密室アクアリウム

(5)

 時刻が近づくにつれ、大水槽の周辺には客がまばらに集まり始めた。館内を回っている時には少ないと感じていたが、壁際に立って見てみるとショーの開始を待つ人々の数は案外に多い。大水槽の正面の壁に背を預けて待つ大河と犬飼の前にも、家族連れや男女の集団が談笑しながら待っている。
 テレビのローカルニュースで取り上げられていた、冬限定のイベントだ。最近は何かとプロジェクションマッピングを活用したイベントが多いが、テレビではなく実際に目にするのは初めてだった。

「見えるか?」

 周囲に人もいるので二人の間にはしばらく沈黙が流れていたが、唐突に犬飼が声を出した。言葉の意図がわからず大河は目を瞬いた。

(……前が、ってことか?)

 人が多く連なってはいるが、一番後ろの位置からでも水槽は見える。魚たちは、自分たちを見に来た人間たちを気にも留めず、ゆらゆらと漂っている。ぎこちなく頷くと、犬飼は「そうか」と呟いて、それきり再び口を閉じた。

 今のは何の確認だったのだろう。視力の問題なら、確かに大河は目が良いとは言えないが、日常生活を送る分には問題ないし、魚が泳いでいるのだって見える。
 謎の発言に悩んでいると、前にいる家族の様子が視界に入った。父親と母親と子どもの三人で、父親が小学校低学年くらいの子どもを抱きかかえ、肩車をしていた。視線が高くなった子どもは歓声を上げてはしゃいでいる。

(こいつ俺のことチビだと思ってんのかよ)

 身長は百八十を超えているし、明らかに長身の部類に入る。人の背中や頭で前が見えないという事態には決してならない。
 このような気遣いをされたことがないから少し心外だ。むくれていると、肩車をした父子がちょうど大河の真正面に現れ、視界が塞がれた。
 隣から手首を引かれる。

「こっちならちゃんと見える」

 手を引かれて二歩分移動すると、誰の頭にも遮られずに青い大水槽の全体が見えた。横目でチラリと犬飼を見やるが、いつもの無表情だった。
 
(つうかこいつと身長そんなに変わんねえし)

 立った時に犬飼の目線の位置が僅かに高いと感じることはあるが、差といえども小指一本分もない。お前は見えるのかよ、と無言で訴えると、伝わったのか「俺は大丈夫だ」と言った。

『お待たせいたしました。ただいまよりアクア・ファンタジーを開始いたします』

 マイクを通した女性の声とともに周辺の照明がゆっくり落ち、通路も水槽も薄暗くなる。人々のざわめきが静まると、正面の大水槽が突然明るくなり、音楽が流れ始めた。

 縦も横も十数メートルある硝子の中では、イワシのような小さな魚や、エイやサメ、他にも見たことのない魚が泳いでいたが、その中の一匹が硝子の壁を乗り越えて飛び出してきた。
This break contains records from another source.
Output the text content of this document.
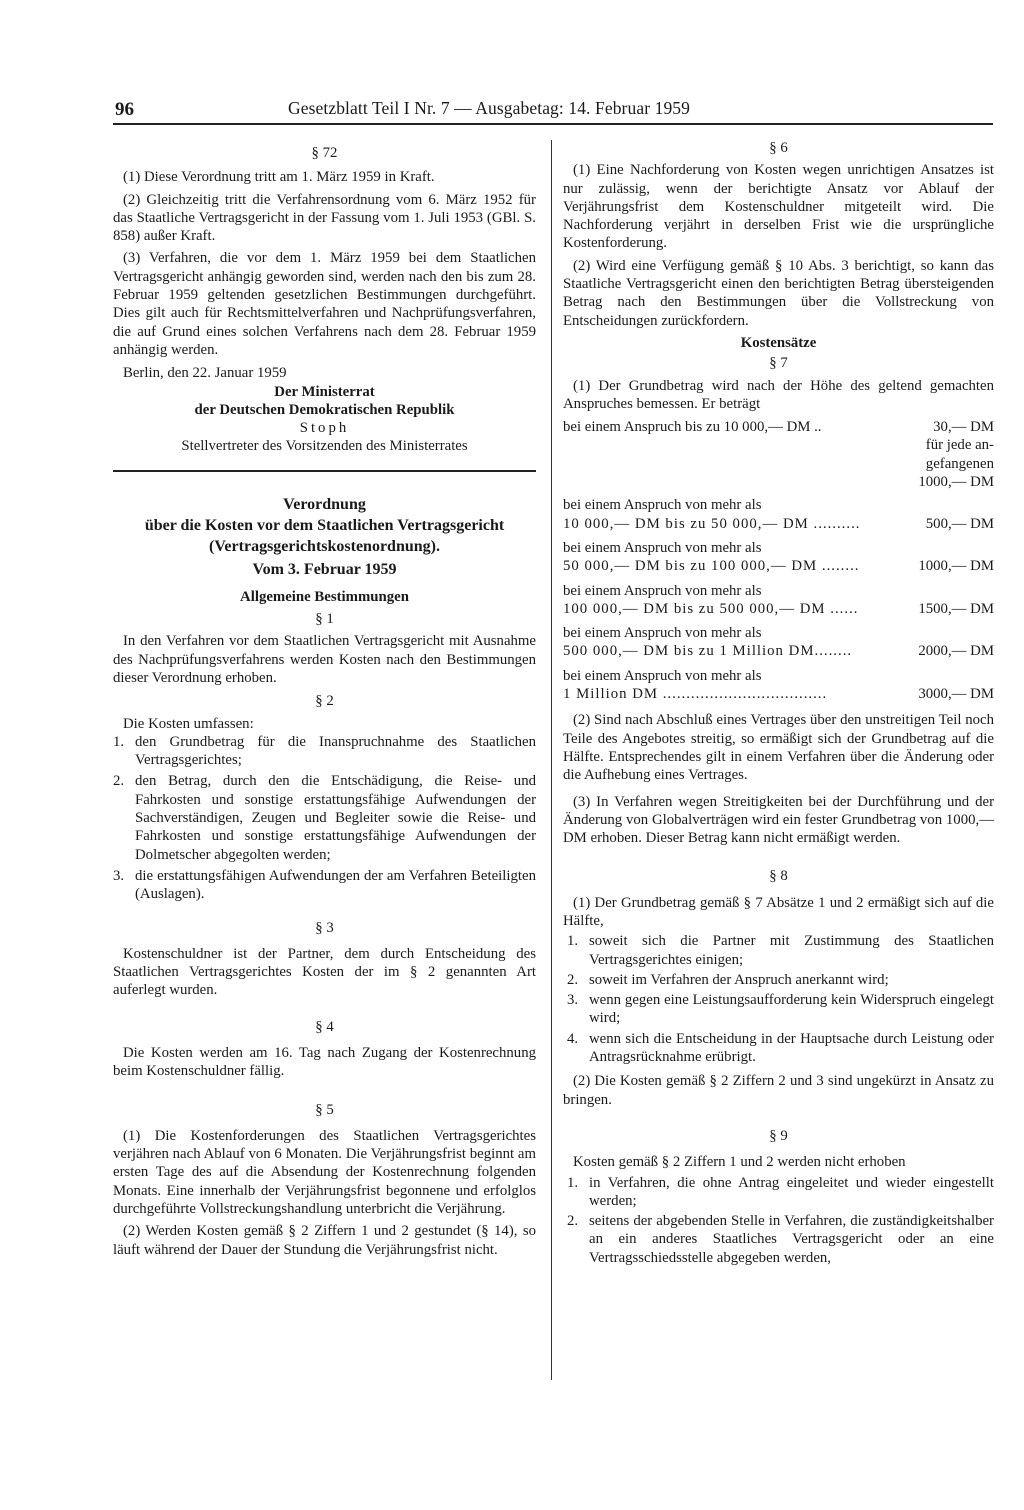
96	Gesetzblatt Teil I Nr. 7 — Ausgabetag: 14. Februar 1959

§ 72

(1) Diese Verordnung tritt am 1. März 1959 in Kraft.

(2) Gleichzeitig tritt die Verfahrensordnung vom 6. März 1952 für das Staatliche Vertragsgericht in der Fassung vom 1. Juli 1953 (GBl. S. 858) außer Kraft.

(3) Verfahren, die vor dem 1. März 1959 bei dem Staatlichen Vertragsgericht anhängig geworden sind, werden nach den bis zum 28. Februar 1959 geltenden gesetzlichen Bestimmungen durchgeführt. Dies gilt auch für Rechtsmittelverfahren und Nachprüfungsverfahren, die auf Grund eines solchen Verfahrens nach dem 28. Februar 1959 anhängig werden.

Berlin, den 22. Januar 1959

Der Ministerrat

der Deutschen Demokratischen Republik

Stoph

Stellvertreter des Vorsitzenden des Ministerrates

Verordnung

über die Kosten vor dem Staatlichen Vertragsgericht (Vertragsgerichtskostenordnung).

Vom 3. Februar 1959

Allgemeine Bestimmungen

§ 1

In den Verfahren vor dem Staatlichen Vertragsgericht mit Ausnahme des Nachprüfungsverfahrens werden Kosten nach den Bestimmungen dieser Verordnung erhoben.

§ 2

Die Kosten umfassen:

1. den Grundbetrag für die Inanspruchnahme des Staatlichen Vertragsgerichtes;
2. den Betrag, durch den die Entschädigung, die Reise- und Fahrkosten und sonstige erstattungsfähige Aufwendungen der Sachverständigen, Zeugen und Begleiter sowie die Reise- und Fahrkosten und sonstige erstattungsfähige Aufwendungen der Dolmetscher abgegolten werden;
3. die erstattungsfähigen Aufwendungen der am Verfahren Beteiligten (Auslagen).

§ 3

Kostenschuldner ist der Partner, dem durch Entscheidung des Staatlichen Vertragsgerichtes Kosten der im § 2 genannten Art auferlegt wurden.

§ 4

Die Kosten werden am 16. Tag nach Zugang der Kostenrechnung beim Kostenschuldner fällig.

§ 5

(1) Die Kostenforderungen des Staatlichen Vertragsgerichtes verjähren nach Ablauf von 6 Monaten. Die Verjährungsfrist beginnt am ersten Tage des auf die Absendung der Kostenrechnung folgenden Monats. Eine innerhalb der Verjährungsfrist begonnene und erfolglos durchgeführte Vollstreckungshandlung unterbricht die Verjährung.

(2) Werden Kosten gemäß § 2 Ziffern 1 und 2 gestundet (§ 14), so läuft während der Dauer der Stundung die Verjährungsfrist nicht.

§ 6

(1) Eine Nachforderung von Kosten wegen unrichtigen Ansatzes ist nur zulässig, wenn der berichtigte Ansatz vor Ablauf der Verjährungsfrist dem Kostenschuldner mitgeteilt wird. Die Nachforderung verjährt in derselben Frist wie die ursprüngliche Kostenforderung.

(2) Wird eine Verfügung gemäß § 10 Abs. 3 berichtigt, so kann das Staatliche Vertragsgericht einen den berichtigten Betrag übersteigenden Betrag nach den Bestimmungen über die Vollstreckung von Entscheidungen zurückfordern.

Kostensätze

§ 7

(1) Der Grundbetrag wird nach der Höhe des geltend gemachten Anspruches bemessen. Er beträgt

bei einem Anspruch bis zu 10 000,— DM ..	30,— DM

für jede an-

gefangenen

1000,— DM

bei einem Anspruch von mehr als

10 000,— DM bis zu 50 000,— DM ..........	500,— DM

bei einem Anspruch von mehr als

50 000,— DM bis zu 100 000,— DM ........	1000,— DM

bei einem Anspruch von mehr als

100 000,— DM bis zu 500 000,— DM ......	1500,— DM

bei einem Anspruch von mehr als

500 000,— DM bis zu 1 Million DM........	2000,— DM

bei einem Anspruch von mehr als

1 Million DM ...................................	3000,— DM

(2) Sind nach Abschluß eines Vertrages über den unstreitigen Teil noch Teile des Angebotes streitig, so ermäßigt sich der Grundbetrag auf die Hälfte. Entsprechendes gilt in einem Verfahren über die Änderung oder die Aufhebung eines Vertrages.

(3) In Verfahren wegen Streitigkeiten bei der Durchführung und der Änderung von Globalverträgen wird ein fester Grundbetrag von 1000,— DM erhoben. Dieser Betrag kann nicht ermäßigt werden.

§ 8

(1) Der Grundbetrag gemäß § 7 Absätze 1 und 2 ermäßigt sich auf die Hälfte,

1. soweit sich die Partner mit Zustimmung des Staatlichen Vertragsgerichtes einigen;
2. soweit im Verfahren der Anspruch anerkannt wird;
3. wenn gegen eine Leistungsaufforderung kein Widerspruch eingelegt wird;
4. wenn sich die Entscheidung in der Hauptsache durch Leistung oder Antragsrücknahme erübrigt.

(2) Die Kosten gemäß § 2 Ziffern 2 und 3 sind ungekürzt in Ansatz zu bringen.

§ 9

Kosten gemäß § 2 Ziffern 1 und 2 werden nicht erhoben

1. in Verfahren, die ohne Antrag eingeleitet und wieder eingestellt werden;
2. seitens der abgebenden Stelle in Verfahren, die zuständigkeitshalber an ein anderes Staatliches Vertragsgericht oder an eine Vertragsschiedsstelle abgegeben werden,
前方から感嘆の声が上がる。本物だと思った魚はどうやら光だったようで、水泡を吐いて泳ぎ回ると水槽の奥へと消えていった。
 広い水槽をスクリーンにして、本物の魚と光で作られた魚が一緒になって泳いでいる。時にカラフルな色が行き来したり、あるいは仄かな紫色に照らされたり、水の中の生物たちは目まぐるしく姿を変えながら泳いでいた。
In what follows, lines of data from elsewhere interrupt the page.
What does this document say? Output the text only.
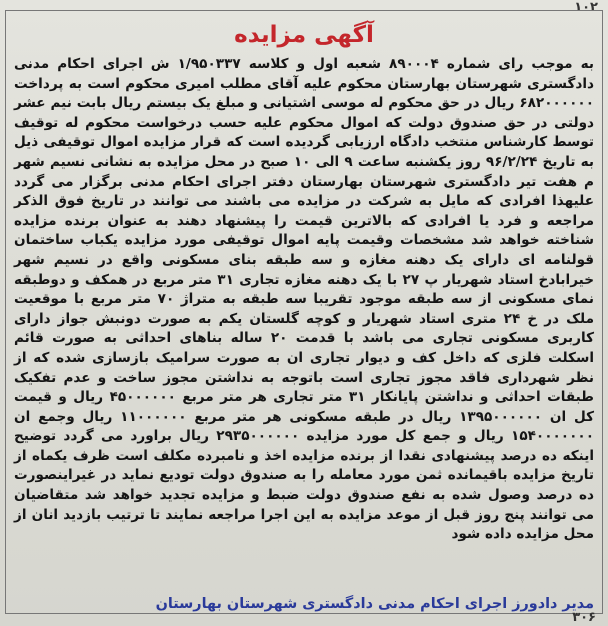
۱۰۲
آگهی مزایده
به موجب رای شماره ۸۹۰۰۰۴ شعبه اول و کلاسه ۱/۹۵۰۳۳۷ ش اجرای احکام مدنی دادگستری شهرستان بهارستان محکوم علیه آقای مطلب امیری محکوم است به پرداخت ۶۸۲۰۰۰۰۰۰ ریال در حق محکوم له موسی اشتیانی و مبلغ یک بیستم ریال بابت نیم عشر دولتی در حق صندوق دولت که اموال محکوم علیه حسب درخواست محکوم له توقیف توسط کارشناس منتخب دادگاه ارزیابی گردیده است که قرار مزایده اموال توقیفی ذیل به تاریخ ۹۶/۲/۲۴ روز یکشنبه ساعت ۹ الی ۱۰ صبح در محل مزایده به نشانی نسیم شهر م هفت تیر دادگستری شهرستان بهارستان دفتر اجرای احکام مدنی برگزار می گردد علیهذا افرادی که مایل به شرکت در مزایده می باشند می توانند در تاریخ فوق الذکر مراجعه و فرد یا افرادی که بالاترین قیمت را پیشنهاد دهند به عنوان برنده مزایده شناخته خواهد شد مشخصات وقیمت پایه اموال توقیفی مورد مزایده یکباب ساختمان قولنامه ای دارای یک دهنه مغازه و سه طبقه بنای مسکونی واقع در نسیم شهر خیرابادخ استاد شهریار پ ۲۷ با یک دهنه مغازه تجاری ۳۱ متر مربع در همکف و دوطبقه نمای مسکونی از سه طبقه موجود تقریبا سه طبقه به متراژ ۷۰ متر مربع با موقعیت ملک در خ ۲۴ متری استاد شهریار و کوچه گلستان یکم به صورت دونبش جواز دارای کاربری مسکونی تجاری می باشد با قدمت ۲۰ ساله بناهای احداثی به صورت قائم اسکلت فلزی که داخل کف و دیوار تجاری ان به صورت سرامیک بازسازی شده که از نظر شهرداری فاقد مجوز تجاری است باتوجه به نداشتن مجوز ساخت و عدم تفکیک طبقات احداثی و نداشتن پایانکار ۳۱ متر تجاری هر متر مربع ۴۵۰۰۰۰۰۰ ریال و قیمت کل ان ۱۳۹۵۰۰۰۰۰۰ ریال در طبقه مسکونی هر متر مربع ۱۱۰۰۰۰۰۰ ریال وجمع ان ۱۵۴۰۰۰۰۰۰۰ ریال و جمع کل مورد مزایده ۲۹۳۵۰۰۰۰۰۰ ریال براورد می گردد توضیح اینکه ده درصد پیشنهادی نقدا از برنده مزایده اخذ و نامبرده مکلف است ظرف یکماه از تاریخ مزایده باقیمانده ثمن مورد معامله را به صندوق دولت تودیع نماید در غیراینصورت ده درصد وصول شده به نفع صندوق دولت ضبط و مزایده تجدید خواهد شد متقاضیان می توانند پنج روز قبل از موعد مزایده به این اجرا مراجعه نمایند تا ترتیب بازدید انان از محل مزایده داده شود
مدیر دادورز اجرای احکام مدنی دادگستری شهرستان بهارستان
۳۰۶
 最後は大きなサメが客の方に突進し迫ってきたかと思うと、硝子にぶつかって弾け、その身体が光の粒になって消えた。周囲の魚たちも光になって霧散した。拍手が起こり、通路の照明が明るくなる。放送が入ると人々はぽつぽつと消え始めた。
 今はこんなこともできるのかと、少し感心した。音楽に合わせて光の魚が泳いだり消えたりするのは見事で、目はずっとその姿を追っていた。普段、生活に占める娯楽の割合が極端に低いぶん、今のショーは純粋に面白かった。
 隣に立つ男を見やると、その横顔は相変わらずで、何を考えているのかわからない瞳と、下がった口角があった。